I hardly see why this specific script should do that job instead...

anarcat commented 1 year ago

I think one key concept that I might not have mentioned here is that this script reports on two different tasks: updating the package list and actually upgrading pending packages. The latter can be done pretty much any time an admin passes by a server or unattended-upgrades runs, and it's worth running often to check for that. The former, however, is needless to run repeatedly because mirrors themselves (heck, ftp-master.debian.org even) do not upgrade that often (dinstall runs every 15 minutes if my memory is correct).

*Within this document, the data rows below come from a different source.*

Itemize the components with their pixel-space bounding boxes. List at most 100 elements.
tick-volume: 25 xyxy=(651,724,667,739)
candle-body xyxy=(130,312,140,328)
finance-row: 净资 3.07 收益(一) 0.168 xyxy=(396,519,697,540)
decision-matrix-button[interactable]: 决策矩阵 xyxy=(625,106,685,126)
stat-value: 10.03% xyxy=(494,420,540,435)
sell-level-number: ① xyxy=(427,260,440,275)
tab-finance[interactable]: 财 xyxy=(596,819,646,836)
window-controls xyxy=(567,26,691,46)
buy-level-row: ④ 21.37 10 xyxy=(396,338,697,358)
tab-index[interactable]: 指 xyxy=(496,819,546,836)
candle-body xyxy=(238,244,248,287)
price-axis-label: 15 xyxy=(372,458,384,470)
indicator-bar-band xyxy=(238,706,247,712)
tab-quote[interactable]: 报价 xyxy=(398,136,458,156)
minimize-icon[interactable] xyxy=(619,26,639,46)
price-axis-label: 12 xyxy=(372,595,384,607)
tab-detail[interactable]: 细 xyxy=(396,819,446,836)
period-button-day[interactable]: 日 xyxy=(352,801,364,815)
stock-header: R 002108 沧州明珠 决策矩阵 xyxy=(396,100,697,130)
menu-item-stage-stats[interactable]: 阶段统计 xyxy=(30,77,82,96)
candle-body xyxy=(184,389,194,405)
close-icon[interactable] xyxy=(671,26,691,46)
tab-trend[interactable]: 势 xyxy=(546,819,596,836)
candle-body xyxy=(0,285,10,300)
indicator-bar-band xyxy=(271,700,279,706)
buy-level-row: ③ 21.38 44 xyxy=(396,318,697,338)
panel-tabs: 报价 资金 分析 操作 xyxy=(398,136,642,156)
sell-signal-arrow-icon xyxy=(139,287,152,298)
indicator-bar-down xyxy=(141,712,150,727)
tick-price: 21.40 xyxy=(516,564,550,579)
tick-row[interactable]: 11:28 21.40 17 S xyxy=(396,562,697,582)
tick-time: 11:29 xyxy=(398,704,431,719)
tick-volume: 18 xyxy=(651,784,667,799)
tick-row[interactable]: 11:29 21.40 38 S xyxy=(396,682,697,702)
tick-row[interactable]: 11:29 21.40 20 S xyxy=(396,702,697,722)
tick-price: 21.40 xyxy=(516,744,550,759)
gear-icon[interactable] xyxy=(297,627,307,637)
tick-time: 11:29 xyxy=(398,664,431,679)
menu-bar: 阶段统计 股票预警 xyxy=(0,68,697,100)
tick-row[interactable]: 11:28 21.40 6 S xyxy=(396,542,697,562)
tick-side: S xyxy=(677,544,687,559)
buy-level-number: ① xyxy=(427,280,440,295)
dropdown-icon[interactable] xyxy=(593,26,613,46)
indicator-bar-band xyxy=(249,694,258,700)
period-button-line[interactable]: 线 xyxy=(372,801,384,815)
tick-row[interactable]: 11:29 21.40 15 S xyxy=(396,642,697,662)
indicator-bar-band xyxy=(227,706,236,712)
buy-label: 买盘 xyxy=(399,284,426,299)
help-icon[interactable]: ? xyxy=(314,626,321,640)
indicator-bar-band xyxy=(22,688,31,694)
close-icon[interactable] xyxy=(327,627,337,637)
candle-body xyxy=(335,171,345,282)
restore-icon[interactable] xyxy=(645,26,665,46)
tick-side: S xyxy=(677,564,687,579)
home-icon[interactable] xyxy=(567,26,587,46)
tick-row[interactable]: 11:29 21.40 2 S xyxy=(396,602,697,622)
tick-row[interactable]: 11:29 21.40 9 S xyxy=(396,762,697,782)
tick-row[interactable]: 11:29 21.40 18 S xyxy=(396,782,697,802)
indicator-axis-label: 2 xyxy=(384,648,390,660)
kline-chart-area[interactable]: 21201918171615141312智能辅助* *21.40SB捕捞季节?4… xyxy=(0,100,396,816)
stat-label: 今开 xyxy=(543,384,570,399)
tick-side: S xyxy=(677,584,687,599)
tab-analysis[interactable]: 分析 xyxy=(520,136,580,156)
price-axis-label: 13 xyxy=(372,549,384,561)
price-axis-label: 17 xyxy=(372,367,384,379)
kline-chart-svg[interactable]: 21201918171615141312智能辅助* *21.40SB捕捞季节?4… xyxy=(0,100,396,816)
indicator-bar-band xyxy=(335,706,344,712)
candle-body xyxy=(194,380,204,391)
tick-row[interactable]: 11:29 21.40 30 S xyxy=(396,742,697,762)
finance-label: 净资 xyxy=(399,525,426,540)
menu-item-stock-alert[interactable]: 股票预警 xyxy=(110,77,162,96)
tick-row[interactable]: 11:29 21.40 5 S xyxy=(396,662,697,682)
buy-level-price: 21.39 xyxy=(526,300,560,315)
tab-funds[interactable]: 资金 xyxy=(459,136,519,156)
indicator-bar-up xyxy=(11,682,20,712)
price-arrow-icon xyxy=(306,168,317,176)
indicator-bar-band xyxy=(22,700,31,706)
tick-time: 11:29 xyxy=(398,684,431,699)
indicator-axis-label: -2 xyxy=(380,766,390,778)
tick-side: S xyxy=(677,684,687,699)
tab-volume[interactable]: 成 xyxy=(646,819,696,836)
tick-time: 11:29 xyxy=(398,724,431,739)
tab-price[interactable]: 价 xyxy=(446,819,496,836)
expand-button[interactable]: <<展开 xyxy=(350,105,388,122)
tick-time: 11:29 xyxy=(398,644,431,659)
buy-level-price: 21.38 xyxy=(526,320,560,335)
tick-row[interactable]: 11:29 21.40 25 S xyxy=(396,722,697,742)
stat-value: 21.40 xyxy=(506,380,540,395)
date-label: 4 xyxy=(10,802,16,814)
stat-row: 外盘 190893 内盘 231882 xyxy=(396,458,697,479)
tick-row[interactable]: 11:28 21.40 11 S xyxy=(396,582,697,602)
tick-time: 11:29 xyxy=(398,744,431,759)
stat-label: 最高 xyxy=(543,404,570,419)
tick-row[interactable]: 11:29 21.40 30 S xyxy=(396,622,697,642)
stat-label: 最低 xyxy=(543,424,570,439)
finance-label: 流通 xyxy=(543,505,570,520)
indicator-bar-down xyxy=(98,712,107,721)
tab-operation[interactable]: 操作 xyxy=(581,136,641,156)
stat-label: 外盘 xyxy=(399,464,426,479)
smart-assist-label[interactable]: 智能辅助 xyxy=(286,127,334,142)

So we really shouldn't do any action here: just like this script doesn't (and shouldn't!) perform actual upgrades, I don't think it should update the package list either. I really like the idea of having the script deliberately readonly, and I think it's going to make everything simpler if we keep it like that.

But again, if you want to take this further, feel free... I just don't want to get bogged down in those implementation details right now.

SuperQ commented 1 year ago

Yes, I would prefer users update the apt-cache on their own schedule and this script does not. It's much better to have the package cache run async from the script and avoid side effects.

Even behind a flag, I don't think it's good to include it. There are lots of better ways to deal with updating the apt package cache.

anarcat commented 1 year ago

Would you mind adding the apt config notes as a documentation comment to the top of the script?

done.

anarcat commented 1 year ago

thanks for the review and (tacit?) approval, @dswarbrick :) i integrated your changes in the commit with credit in the commitlog.

anarcat commented 1 year ago

i think this is now ready to merge, @SuperQ can you push the magic button? :)